El concepto de «soberanía», en ese contexto, se utiliza para referir la
pretensión de un señor de subsumir bajo su «suzeranía» a todas las
demás. Frente a la soberanía del señor principal, el rey, debían caducar
todas las otras. Es decir, el rey no reconoce otro poder por encima del suyo, y eso lo hace
«soberano».
Pues bien; el Estado moderno es el heredero del rey y se ha constituido alrededor de la idea de
soberanía: no hay ningún poder por encima de él. Poder ¿para qué?
Para producir normas. «Soberanía» es un término eminentemente jurídico,
quiere decir que las normas son producidas exclusivamente por el poder que, por eso, es
«soberano». Esta ideología es tan fuerte que les impide a los juristas pensar en que,
no al lado sino dentro mismo, haya otros sistemas jurídicos. Sólo consiguen concebirlos si
el sistema estatal —para ellos hay un solo estado— los autoriza; aunque en tal caso ya no
hay pluralismo de sistemas, sino uno solo.
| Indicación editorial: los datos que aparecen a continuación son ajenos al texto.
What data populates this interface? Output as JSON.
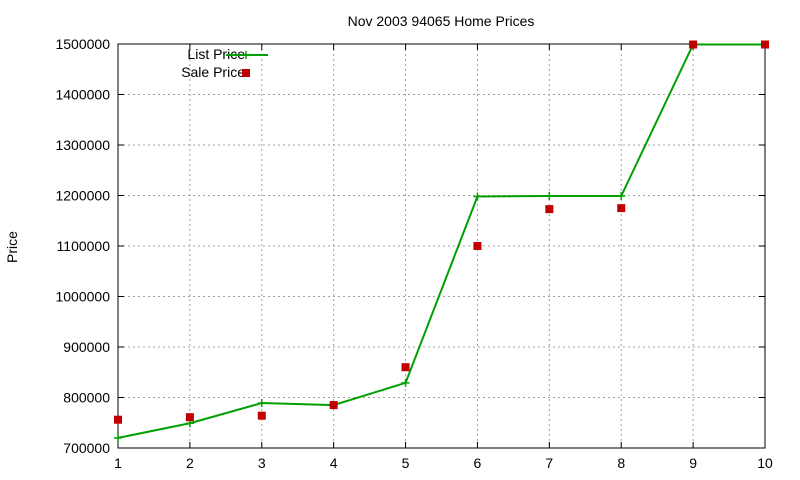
{
  "chart_data": {
    "type": "line",
    "title": "Nov 2003 94065 Home Prices",
    "xlabel": "",
    "ylabel": "Price",
    "xlim": [
      1,
      10
    ],
    "ylim": [
      700000,
      1500000
    ],
    "xticks": [
      "1",
      "2",
      "3",
      "4",
      "5",
      "6",
      "7",
      "8",
      "9",
      "10"
    ],
    "yticks": [
      "700000",
      "800000",
      "900000",
      "1000000",
      "1100000",
      "1200000",
      "1300000",
      "1400000",
      "1500000"
    ],
    "grid": true,
    "legend_position": "top-left",
    "series": [
      {
        "name": "List Price",
        "style": "lines+points",
        "marker": "plus",
        "color": "#00a000",
        "x": [
          1,
          2,
          3,
          4,
          5,
          6,
          7,
          8,
          9,
          10
        ],
        "y": [
          720000,
          749000,
          789000,
          785000,
          829000,
          1198000,
          1199000,
          1199000,
          1499000,
          1499000
        ]
      },
      {
        "name": "Sale Price",
        "style": "points",
        "marker": "square",
        "color": "#c00000",
        "x": [
          1,
          2,
          3,
          4,
          5,
          6,
          7,
          8,
          9,
          10
        ],
        "y": [
          756000,
          761000,
          764000,
          785000,
          860000,
          1100000,
          1173000,
          1175000,
          1499000,
          1499000
        ]
      }
    ]
  }
}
Sin embargo un sistema normativo indígena cabe dentro de las definiciones que dan los propios
juristas: conjunto de normas dotadas de poder coercitivo y producidas por funcionarios autorizados.
¿Cabe esto en los sistemas indígenas? Sin duda que sí. Esas comunidades usan un
conjunto de normas que amenazan con la violencia, física o simbólica, y que son aplicadas
por miembros perfectamente identificables como funcionarios12 de esos sistemas. Y si se trata de la
pregunta acerca de si es Derecho el producido por el poder o el que se consigue hacer cumplir,
también el Derecho indígena puede ser considerado de esa manera: podemos aceptar que las
normas de la comunidad son las que dicen los ancianos o podemos aceptar que son las que efectivamente se
cumplen. De cualquier manera un sistema normativo indígena cumple con los requisitos de la
definición. ¿Por qué no aceptarlo entonces? Exclusivamente por razones
políticas: no conviene aceptarlo; no puede aceptarse sin mengua del poder dominante. Pero no hay
ninguna razón «científica», digamos.
Nosotros podemos aventurarnos a aplicar la definición a las comunidades indígenas.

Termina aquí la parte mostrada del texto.